In the development and application of foundation models, data preprocessing, model development, training, and inference are the four critical stages. This article focuses on the inference stage. Our previous blog posts mentioned using JuiceFS Community Edition to improve model loading efficiency, with examples from BentoML and Beike.
In this article, we’ll dive into how JuiceFS Enterprise Edition accelerates foundation model inference in multi-cloud architectures. You can learn how it tackles challenges like speeding up data access, efficiently distributing model data in multi-cloud environments, cost-effectively managing large volumes of existing data, and optimizing hardware resource utilization in heterogeneous environments.
Challenges for foundation model inference and storage
The diagram below illustrates a typical architecture for foundation model inference services:
We can observe several characteristics from this diagram:
- The architecture spans multiple cloud services or data centers. Given the current GPU resource shortages in the foundation model domain, most vendors or companies are adopting multi-cloud, multi-data center, or hybrid cloud strategies for their inference services.
- The use of public cloud object storage as the storage point for all model data to ensure data consistency and ease of management.
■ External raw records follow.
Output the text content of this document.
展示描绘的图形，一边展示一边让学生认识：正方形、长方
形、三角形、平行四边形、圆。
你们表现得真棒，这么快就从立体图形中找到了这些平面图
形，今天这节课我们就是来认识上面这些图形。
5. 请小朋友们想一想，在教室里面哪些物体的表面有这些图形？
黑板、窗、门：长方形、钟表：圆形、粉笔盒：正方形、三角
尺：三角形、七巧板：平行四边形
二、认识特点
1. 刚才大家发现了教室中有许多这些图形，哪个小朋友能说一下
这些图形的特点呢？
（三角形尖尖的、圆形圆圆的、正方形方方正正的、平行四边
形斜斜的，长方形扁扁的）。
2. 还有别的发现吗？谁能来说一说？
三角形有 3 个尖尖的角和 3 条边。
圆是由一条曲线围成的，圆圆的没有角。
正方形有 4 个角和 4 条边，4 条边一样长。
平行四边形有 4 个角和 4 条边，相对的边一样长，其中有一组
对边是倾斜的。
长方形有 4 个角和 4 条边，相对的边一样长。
When scheduling inference tasks, specific cloud services may be selected. Data model retrieval requires manual intervention, such as pre-copying data. This is because the scheduling system cannot determine the exact data needed at each data center, and this data is changing. This results in additional costs.
- Large inference clusters with hundreds to thousands of GPUs generate high concurrent data retrieval demands during server initialization.
In summary, the challenges related to foundation model inference and storage focus on:
- Efficient data access
- Rapid cross-region data distribution
- Reading existing data
- Resource optimization
Next, we’ll dive into our practices for addressing these challenges.
Challenge 1: Ensuring high throughput and concurrent data access
Inference tasks often involve handling model files that are hundreds of gigabytes in size, requiring high-concurrency sequential reads. Load speed is a critical concern for users. To meet the performance demands of such scenarios, JuiceFS Enterprise Edition’s distributed cache can create a large-scale caching space. By storing frequently used model data in a cache cluster, data access speed can be significantly improved, especially when launching thousands of inference instances simultaneously. Moreover, for AI applications that frequently switch models, such as Stable Diffusion’s text-to-image service, the cache cluster can greatly reduce model loading times. This directly enhances user experience.
For example, when loading a Safetensors format Stable Diffusion model on a standalone machine with a single GPU, data retrieval from the cache cluster can have a latency as low as 0.5 ms, compared to about 20 ms from object storage. This is nearly a 40-fold performance improvement.
The figure below shows JuiceFS’ distributed cache architecture:
- The inference cluster is at the top.
- The cache cluster is in the middle layer.
- Object storage is at the bottom.
- The metadata service is at the top right corner.
When the inference service is deployed, it first accesses the required model data through the mounted JuiceFS on the inference cluster. If the data is found in the local memory cache of the inference cluster, it’s used. If not, it queries the cache cluster in the middle. If the cache cluster also fails to find the data, it’s retrieved from the object storage.
Although the inference cluster and cache layer may appear as separate layers in the diagram, they can be combined in practical applications or deployments if GPU servers have NVMe SSDs.
In the example where each GPU server is equipped with multiple SSDs, with three SSDs per GPU server, one SSD is used for local caching and the other two SSDs serve as storage disks for distributed caching. In this case, we recommend the following deployment approach: deploying two clients on a GPU server—one for the FUSE daemon and one for the cache cluster client.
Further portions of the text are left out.